Approximately 30 percent of our tenure lies in the Keen Creek drainage. Access is from Hwy 31A, through the South Fork community. The steep and narrow valley runs roughly North / South – which means that the sun reaches the narrow valley floor only briefly during the day, when right overhead. It’s a fabulously shady place on a hot summer day, next to glacier-fed Keen Creek, the old Cedars, devilsclub and moist moss. You can inspect the springboard notches left in giant old stumps from a long time ago.
But it’s the winter and spring that amplify the deep-freeze qualities in the valley floor, when the sun is low behind the snowy mountains and fails to make its brief visit overhead. While mountain tops are bathed in the spring sun, its rays are melting the white slopes in the high and mid elevations and turn the tap on for a wild spring freshet rushing down into the dark valley bottom where the road and ditches are still covered under 3 feet of snow and ice. The water comes down the steep slopes with a force, some of it going underground, shooting up through the road surface and adjacent forest floor in geysers.
This reversal of climate in itself would be bad enough, but geology brought soils high in silt into the mix. Silt rubbed between the fingers feels very fine, floury when dry, slippery-soapy when wet, non-cohesive….. and there you have it.

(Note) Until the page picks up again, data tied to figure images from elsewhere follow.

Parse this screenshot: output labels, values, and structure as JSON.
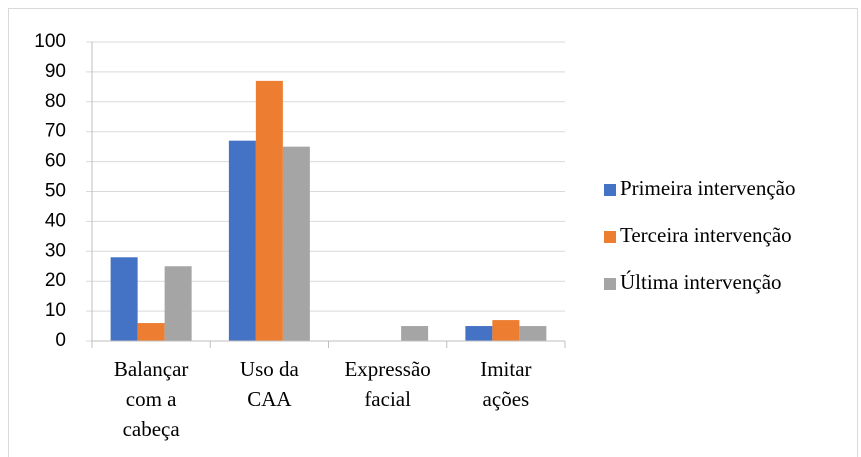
{
  "chart_data": {
    "type": "bar",
    "categories": [
      [
        "Balançar",
        "com a",
        "cabeça"
      ],
      [
        "Uso da",
        "CAA"
      ],
      [
        "Expressão",
        "facial"
      ],
      [
        "Imitar",
        "ações"
      ]
    ],
    "series": [
      {
        "name": "Primeira intervenção",
        "color": "#4472c4",
        "values": [
          28,
          67,
          0,
          5
        ]
      },
      {
        "name": "Terceira intervenção",
        "color": "#ed7d31",
        "values": [
          6,
          87,
          0,
          7
        ]
      },
      {
        "name": "Última intervenção",
        "color": "#a5a5a5",
        "values": [
          25,
          65,
          5,
          5
        ]
      }
    ],
    "ylim": [
      0,
      100
    ],
    "yticks": [
      0,
      10,
      20,
      30,
      40,
      50,
      60,
      70,
      80,
      90,
      100
    ],
    "grid": true,
    "legend": "right"
  }
}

We had spent well over $200,000 in 2015 upgrading unstable sections of the road with log cribbings (such as in the photo above) and bridges. During the spring of 2018 we spent $25,000 maintaining access into this valley to plant trees, including almost daily shovel work to manage water. We commissioned a geo-technical report over the summer with hopes that upgrades and additions of additional drainage structures and careful maintenance may make the road manageable for the future. We were able to install some, but not all recommendations from this report due to a delay in construction equipment and winter settling in. Works included 13 additional culverts, ditching and in-sloping of the road in difficult sections at a cost of $15,000. Recent Keen works were done by Shane McKinnon and Ron Jardine.